Two days later, on October 20, Cremer, Fontana, and Le Lubez came to my house concerning the recasting of the rules. As I had not had the papers of Le Lubez and Wolff in my hands before, I could not prepare anything, but I was determined from the outset to consign the whole stuff to the waste-paper basket. In order to gain time I proposed to discuss first the rules. We settled down to a discussion, and it was 1 o’clock a.m. when we got through the first of the forty rules. Cremer then proposed that the meeting of the provisional committee which had to take place on October 25 should be postponed to November 1, when he hoped we should be prepared to put something definite before the meeting. All the papers were left to me, which I then put aside, and I wrote ‘An Address to the Working Classes,’[3] a sort of review of the adventures of the working classes since 1845. Instead of the forty rules I put ten. As far as foreign affairs are touched upon I speak of countries and not of nationalities, and I denounce Russia and not the smaller fry. The sub-committee approved my draft, but I was obliged to put into the preamble of the rules two phrases about ‘duty’ and ‘right,’ likewise about ‘truth, morality, justice,’ which, however, are so placed that they can do no harm.

The provisional (now general) committee adopted my drafts unanimously and with great enthusiasm. Le Lubez was instructed to translate the ‘Address’ into French and Fontana into Italian. Potter’s Beehive is meanwhile our official organ. I have to translate the ‘Address’ into German.
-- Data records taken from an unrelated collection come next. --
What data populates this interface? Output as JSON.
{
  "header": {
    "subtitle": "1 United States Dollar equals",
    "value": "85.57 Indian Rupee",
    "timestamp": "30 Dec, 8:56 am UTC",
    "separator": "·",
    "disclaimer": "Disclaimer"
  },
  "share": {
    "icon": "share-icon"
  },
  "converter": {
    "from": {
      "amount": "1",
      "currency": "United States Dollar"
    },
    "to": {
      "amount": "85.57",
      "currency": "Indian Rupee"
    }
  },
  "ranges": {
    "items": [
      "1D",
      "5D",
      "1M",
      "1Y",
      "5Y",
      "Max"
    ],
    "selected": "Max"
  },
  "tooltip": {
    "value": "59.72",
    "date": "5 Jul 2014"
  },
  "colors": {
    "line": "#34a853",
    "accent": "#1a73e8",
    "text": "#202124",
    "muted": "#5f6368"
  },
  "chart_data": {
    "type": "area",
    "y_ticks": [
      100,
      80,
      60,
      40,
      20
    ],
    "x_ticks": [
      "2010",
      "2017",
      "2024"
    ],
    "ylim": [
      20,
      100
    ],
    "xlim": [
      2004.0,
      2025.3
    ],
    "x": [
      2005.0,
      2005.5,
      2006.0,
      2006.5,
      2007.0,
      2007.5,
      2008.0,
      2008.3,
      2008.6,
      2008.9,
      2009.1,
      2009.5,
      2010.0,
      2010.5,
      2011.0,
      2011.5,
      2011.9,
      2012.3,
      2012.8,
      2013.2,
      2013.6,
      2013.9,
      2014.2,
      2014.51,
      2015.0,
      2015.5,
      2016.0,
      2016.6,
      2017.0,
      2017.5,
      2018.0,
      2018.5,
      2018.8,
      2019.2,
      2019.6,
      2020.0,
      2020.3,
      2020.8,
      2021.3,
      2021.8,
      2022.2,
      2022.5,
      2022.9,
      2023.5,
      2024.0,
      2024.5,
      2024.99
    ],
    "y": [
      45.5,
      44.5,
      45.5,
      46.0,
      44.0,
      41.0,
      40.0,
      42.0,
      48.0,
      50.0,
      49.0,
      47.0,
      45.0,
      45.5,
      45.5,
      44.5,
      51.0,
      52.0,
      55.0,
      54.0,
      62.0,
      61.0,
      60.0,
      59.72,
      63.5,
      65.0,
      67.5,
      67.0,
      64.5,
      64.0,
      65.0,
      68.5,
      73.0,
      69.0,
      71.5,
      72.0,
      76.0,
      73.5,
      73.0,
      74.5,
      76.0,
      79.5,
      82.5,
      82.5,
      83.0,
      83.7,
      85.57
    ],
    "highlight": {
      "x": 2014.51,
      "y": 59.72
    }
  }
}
It was very difficult to write the thing in such a manner that our views should be published in a form which would be acceptable to the present point of view of the Labour movement. The same people, on whose behalf I wrote the ‘Address,’ will in a few weeks hold meetings under the auspices of Cobden and Bright. It needs time before the revived movement will permit of the old boldness of speech. It was therefore necessary to be fortiter in re, suaviter in modo.[4] As soon as the stuff is printed, you will get it. ...


1. Marx and Engels, Briefwechsel, vol. iii, p.188.

2. J. G. Eccarius, a German tailor, who lived in London from about 1850 till his death in 1890. He published a pamphlet in criticism of J.S. Mill’s “Political Economy” and was Labour correspondent of The Times during the First International.

3. Since then known as the “Inaugural Address.”

4. Uncompromising as to principle, conciliatory as to form.